The Parties. Are the parties correctly named and identified (e.g., separating the tenants from the guarantors)? Check the corporate entities on Sunbiz.org. Are the companies still active and in good standing, or have they been dissolved? Are the parties identified in the introduction of the lease the same parties reflected on the signature blocks? If the signers are different than in the original lease, ask why. If the answer leaves you uncomfortable, check Sunbiz.org, and if the signer is not listed, ask for a corporate resolution authorizing the signer to execute the lease on its behalf. (The resolution should be signed by someone reflected on the State corporate records as an officer or director—not the same as the signer authorized by the corporation.)
Liability. The new / modified lease offers the opportunity for the parties to acknowledge that as of the date of the new lease / modification / assignment, the parties are not then in default of the lease terms. Guarantors should be required to acknowledge their continuing liability under the guaranty. An acknowledgment by the parties of the expiration date of the term of the lease should be included (albeit it is promulgated in the original lease). Tenant assignors should acknowledge their continuing liability.
Up-to-date. This is the chance for the landlord to demand the copy of the certificates of insurance required and often not procured. The status of prepaid rental and the security deposit should be stated (i.e., has any part of the prepaid rental or security deposit been applied?). Tenants should request any delayed CAM reconciliations.
Force Majeure. Do you as landlord want to modify this provision in light of the pandemic? An exception should be included for the COVID-19 virus, and all future epidemics / pandemics, expressly stating that the tenant waives the right to raise the defenses of frustration of purpose of impossibility of performance arising from or connected with the situation. Payment of rent should be carved out of any right to assert force majeure. Tenants will want the antithesis to be the case.
Exclusives. Are the tenants with rights of exclusivity still around? If not, remove them from the list. It opens the door for new tenants, or might help existing tenants expand into new or similar uses, helping them to remain afloat.
Notices. The parties should make sure that the addresses for notice are still correct.
Defaults.

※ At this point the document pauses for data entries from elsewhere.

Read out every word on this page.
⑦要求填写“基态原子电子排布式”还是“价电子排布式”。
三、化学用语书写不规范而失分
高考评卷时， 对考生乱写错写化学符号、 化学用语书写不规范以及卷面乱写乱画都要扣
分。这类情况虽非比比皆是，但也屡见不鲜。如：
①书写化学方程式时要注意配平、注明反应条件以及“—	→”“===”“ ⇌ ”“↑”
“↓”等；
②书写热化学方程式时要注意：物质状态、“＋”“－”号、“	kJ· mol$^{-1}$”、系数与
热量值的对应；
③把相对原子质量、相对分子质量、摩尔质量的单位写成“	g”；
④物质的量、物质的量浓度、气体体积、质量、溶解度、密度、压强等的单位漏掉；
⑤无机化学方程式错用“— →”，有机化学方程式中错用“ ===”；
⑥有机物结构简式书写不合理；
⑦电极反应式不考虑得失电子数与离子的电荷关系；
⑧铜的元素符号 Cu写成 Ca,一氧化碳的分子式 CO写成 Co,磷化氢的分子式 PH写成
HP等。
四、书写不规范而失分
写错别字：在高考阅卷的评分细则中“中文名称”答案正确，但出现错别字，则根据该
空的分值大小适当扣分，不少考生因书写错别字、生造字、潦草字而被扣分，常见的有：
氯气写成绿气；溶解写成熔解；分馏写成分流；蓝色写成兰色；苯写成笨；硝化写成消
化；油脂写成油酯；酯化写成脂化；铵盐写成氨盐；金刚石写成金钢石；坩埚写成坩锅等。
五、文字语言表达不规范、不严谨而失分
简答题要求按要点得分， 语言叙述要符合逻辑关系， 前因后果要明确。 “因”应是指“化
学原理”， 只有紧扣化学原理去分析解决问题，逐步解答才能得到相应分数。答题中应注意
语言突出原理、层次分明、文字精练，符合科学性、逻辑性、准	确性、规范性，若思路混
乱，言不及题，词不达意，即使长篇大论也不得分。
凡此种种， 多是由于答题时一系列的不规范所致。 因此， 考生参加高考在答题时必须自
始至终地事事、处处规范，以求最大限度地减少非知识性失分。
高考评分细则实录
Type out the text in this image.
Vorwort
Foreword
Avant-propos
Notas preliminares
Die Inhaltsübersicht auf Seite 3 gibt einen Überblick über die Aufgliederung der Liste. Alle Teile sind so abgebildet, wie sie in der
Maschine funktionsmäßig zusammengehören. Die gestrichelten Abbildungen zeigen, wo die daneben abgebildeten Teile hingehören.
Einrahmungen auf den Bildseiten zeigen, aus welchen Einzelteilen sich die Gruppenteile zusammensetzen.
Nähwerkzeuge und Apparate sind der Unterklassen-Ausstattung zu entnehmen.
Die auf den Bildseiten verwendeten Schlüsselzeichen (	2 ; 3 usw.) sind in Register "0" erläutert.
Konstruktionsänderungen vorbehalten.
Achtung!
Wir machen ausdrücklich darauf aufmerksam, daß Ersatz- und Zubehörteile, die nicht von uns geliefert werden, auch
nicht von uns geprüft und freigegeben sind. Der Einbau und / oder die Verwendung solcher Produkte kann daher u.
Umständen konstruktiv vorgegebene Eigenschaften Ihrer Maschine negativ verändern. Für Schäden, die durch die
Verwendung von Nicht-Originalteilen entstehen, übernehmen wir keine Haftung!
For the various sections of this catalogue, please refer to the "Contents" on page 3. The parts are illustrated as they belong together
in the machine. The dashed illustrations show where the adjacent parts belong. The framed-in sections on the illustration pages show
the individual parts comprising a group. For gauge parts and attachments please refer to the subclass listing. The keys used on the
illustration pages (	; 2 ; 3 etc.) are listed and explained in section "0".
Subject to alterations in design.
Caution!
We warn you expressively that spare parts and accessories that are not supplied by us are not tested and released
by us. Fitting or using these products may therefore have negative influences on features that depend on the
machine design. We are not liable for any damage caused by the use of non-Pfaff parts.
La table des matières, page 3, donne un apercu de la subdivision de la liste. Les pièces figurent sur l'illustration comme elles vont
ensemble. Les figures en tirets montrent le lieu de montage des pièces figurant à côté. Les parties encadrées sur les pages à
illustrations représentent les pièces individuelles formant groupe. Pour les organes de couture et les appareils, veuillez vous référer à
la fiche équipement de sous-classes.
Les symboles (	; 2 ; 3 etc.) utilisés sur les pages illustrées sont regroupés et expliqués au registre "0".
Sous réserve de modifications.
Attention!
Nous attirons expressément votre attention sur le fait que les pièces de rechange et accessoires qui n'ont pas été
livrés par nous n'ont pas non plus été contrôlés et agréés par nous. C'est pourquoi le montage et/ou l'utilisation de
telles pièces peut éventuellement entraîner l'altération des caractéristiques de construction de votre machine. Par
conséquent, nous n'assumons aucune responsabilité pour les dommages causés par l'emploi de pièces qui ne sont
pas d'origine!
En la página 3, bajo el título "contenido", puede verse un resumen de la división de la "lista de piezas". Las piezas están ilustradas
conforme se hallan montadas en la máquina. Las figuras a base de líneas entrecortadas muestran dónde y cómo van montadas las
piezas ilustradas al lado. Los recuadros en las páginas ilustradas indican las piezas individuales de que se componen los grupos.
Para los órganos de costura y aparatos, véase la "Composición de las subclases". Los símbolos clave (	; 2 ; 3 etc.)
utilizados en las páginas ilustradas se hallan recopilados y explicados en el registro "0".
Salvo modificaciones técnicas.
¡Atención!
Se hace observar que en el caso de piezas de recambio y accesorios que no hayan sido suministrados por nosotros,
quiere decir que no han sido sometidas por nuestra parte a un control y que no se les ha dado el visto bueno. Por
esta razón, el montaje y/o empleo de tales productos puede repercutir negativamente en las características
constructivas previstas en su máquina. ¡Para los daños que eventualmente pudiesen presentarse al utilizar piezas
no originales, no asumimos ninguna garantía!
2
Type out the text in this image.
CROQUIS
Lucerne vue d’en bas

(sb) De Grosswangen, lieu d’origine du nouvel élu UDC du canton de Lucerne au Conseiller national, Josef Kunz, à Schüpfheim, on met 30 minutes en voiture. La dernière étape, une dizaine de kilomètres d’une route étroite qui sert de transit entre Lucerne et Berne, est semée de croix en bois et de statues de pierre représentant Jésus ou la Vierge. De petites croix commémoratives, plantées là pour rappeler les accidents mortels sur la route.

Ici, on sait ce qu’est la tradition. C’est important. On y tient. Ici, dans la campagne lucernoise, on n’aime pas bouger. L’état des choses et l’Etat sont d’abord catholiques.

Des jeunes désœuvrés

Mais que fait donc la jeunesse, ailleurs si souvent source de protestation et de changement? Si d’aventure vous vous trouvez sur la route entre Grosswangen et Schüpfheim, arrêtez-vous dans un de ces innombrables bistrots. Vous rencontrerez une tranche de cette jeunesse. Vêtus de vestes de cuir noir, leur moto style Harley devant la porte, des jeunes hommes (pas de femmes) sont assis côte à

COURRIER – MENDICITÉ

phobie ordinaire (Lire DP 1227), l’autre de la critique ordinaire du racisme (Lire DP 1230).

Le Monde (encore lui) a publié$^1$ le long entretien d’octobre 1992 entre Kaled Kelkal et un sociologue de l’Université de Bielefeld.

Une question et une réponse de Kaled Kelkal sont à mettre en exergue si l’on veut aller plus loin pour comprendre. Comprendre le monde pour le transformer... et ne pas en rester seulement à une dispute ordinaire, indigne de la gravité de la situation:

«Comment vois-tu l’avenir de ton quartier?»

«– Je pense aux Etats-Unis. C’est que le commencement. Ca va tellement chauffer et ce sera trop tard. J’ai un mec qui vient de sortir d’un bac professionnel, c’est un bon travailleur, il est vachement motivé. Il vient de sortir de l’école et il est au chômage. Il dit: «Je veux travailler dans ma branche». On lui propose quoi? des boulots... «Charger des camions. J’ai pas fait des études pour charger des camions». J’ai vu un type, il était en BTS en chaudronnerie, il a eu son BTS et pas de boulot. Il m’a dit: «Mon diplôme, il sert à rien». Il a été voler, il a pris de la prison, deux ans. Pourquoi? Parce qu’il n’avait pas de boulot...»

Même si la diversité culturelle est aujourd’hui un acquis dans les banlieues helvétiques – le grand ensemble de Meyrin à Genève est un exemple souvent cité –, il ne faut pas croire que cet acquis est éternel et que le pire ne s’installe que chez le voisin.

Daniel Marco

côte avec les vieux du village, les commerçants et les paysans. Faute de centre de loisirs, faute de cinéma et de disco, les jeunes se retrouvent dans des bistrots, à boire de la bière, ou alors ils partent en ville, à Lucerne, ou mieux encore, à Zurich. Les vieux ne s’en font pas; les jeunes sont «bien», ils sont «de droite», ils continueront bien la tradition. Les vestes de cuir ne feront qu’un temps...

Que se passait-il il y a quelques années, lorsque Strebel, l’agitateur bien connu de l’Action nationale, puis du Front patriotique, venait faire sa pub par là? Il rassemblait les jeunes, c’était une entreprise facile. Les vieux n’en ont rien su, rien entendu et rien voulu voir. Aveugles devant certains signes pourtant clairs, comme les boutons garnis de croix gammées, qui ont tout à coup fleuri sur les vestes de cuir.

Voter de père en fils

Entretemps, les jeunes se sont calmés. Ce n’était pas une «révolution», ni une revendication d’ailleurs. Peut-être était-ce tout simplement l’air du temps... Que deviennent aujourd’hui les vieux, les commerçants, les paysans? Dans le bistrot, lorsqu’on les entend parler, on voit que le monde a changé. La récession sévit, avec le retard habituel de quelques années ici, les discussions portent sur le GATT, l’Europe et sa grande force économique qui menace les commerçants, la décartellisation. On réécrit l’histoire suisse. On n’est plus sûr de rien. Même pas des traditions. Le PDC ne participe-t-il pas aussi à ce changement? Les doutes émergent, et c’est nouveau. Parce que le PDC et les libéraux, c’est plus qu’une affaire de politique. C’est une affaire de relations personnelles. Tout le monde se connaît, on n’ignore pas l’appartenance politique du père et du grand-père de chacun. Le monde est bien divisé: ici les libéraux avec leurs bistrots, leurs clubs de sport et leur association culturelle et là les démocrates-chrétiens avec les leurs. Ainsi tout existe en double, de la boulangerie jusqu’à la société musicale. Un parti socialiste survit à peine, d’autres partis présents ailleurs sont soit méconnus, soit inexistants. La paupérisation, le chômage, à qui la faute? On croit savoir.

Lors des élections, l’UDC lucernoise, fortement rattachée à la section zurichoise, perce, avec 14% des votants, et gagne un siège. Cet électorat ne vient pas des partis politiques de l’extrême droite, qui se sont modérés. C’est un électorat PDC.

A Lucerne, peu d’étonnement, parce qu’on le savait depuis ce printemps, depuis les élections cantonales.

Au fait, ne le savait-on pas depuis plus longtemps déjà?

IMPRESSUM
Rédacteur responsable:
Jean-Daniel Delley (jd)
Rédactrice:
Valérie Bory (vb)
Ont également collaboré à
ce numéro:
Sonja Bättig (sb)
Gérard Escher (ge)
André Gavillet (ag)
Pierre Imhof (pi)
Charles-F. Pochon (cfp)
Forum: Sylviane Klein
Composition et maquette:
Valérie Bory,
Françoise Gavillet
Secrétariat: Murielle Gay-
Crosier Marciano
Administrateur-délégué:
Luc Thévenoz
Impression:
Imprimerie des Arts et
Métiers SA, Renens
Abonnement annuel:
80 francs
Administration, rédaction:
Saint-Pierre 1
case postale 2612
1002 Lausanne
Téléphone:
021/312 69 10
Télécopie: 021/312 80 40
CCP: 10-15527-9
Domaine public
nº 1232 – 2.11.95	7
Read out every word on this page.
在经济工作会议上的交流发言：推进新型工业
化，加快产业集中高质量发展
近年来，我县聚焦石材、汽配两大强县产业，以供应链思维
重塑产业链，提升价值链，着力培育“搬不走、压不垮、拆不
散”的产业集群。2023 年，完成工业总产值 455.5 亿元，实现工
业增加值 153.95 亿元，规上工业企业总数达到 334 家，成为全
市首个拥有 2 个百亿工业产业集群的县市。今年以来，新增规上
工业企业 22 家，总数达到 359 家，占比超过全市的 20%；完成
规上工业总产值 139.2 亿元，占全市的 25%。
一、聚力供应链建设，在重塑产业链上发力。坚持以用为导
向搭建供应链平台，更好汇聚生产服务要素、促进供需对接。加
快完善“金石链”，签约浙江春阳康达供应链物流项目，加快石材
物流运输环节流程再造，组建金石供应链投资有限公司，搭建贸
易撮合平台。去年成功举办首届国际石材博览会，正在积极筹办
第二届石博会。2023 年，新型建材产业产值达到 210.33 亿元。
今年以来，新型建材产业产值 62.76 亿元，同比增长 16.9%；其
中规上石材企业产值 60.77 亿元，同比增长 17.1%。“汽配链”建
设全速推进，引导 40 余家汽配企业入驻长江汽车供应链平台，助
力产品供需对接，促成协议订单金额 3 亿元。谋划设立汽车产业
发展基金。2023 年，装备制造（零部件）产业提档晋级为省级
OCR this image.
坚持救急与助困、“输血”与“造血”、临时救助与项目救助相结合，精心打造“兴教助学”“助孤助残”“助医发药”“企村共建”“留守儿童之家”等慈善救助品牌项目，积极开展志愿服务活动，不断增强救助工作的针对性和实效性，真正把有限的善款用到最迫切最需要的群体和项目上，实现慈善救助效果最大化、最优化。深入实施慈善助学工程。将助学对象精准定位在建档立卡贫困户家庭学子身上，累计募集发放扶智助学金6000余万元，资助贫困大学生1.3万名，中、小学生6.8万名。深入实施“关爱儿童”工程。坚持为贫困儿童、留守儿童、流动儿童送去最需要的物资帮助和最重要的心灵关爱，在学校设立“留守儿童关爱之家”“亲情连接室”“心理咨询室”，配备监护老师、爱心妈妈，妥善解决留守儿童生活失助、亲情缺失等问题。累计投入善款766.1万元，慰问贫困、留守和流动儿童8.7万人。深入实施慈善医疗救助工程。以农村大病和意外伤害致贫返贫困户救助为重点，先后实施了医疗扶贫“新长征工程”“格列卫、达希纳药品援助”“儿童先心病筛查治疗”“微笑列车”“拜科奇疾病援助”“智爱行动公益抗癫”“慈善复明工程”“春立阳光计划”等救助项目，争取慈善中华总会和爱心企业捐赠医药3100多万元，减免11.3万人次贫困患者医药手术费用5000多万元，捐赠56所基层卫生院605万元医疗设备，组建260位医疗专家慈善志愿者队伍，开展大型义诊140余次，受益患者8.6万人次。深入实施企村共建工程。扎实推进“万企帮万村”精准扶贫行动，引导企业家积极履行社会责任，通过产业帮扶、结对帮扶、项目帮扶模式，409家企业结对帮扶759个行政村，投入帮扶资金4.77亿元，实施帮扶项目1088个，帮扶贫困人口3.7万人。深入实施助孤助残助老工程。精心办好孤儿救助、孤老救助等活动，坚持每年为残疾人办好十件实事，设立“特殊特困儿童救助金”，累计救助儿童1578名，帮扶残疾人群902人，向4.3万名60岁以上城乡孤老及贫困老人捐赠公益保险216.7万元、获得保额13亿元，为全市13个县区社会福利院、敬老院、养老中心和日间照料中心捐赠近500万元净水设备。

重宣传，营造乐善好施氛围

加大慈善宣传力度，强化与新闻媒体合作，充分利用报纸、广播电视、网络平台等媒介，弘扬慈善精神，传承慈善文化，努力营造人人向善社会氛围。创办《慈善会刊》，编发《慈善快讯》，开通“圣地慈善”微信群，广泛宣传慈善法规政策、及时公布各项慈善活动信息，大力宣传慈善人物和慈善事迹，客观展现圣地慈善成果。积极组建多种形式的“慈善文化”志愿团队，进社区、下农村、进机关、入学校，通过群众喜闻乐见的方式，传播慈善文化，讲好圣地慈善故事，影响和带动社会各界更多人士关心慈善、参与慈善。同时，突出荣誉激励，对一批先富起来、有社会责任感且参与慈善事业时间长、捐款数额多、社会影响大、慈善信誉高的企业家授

Landlords should tighten up the default provisions. Eliminate grace periods if possible, and fall back on Florida law for the common 3-day notice of default for non-payment of rent. (While legal, I do not recommend a complete waiver of the default notice, as judges are used to seeing them, and once in a while a check might actually get lost in the mail.) Work on franchisor extended cure times. Use authorized process servers to deliver the default notices. They are recognized by the courts, and their use largely eliminates the “he said—she said” denials by tenants that the notice was received. Tenants should demand delivery of any demand letters be by overnight delivery service with tracking ability. Tenants will also want to insert grace periods—that is, time that elapses before a default actually occurs for non-payment of rent. For non-monetary defaults , landlords will want the cure period to be 10 days (for reasonable commencement of the cure); tenants will want to seek 30.
While some of these suggestions might seem a bit far-fetched in terms of what a party to a lease can expect to achieve in negotiations, these are not normal times, and there is no harm in asking. In addition, cleaning up earlier mistakes will pay dividends if litigation ever arises over the enforceability of a lease or its provisions.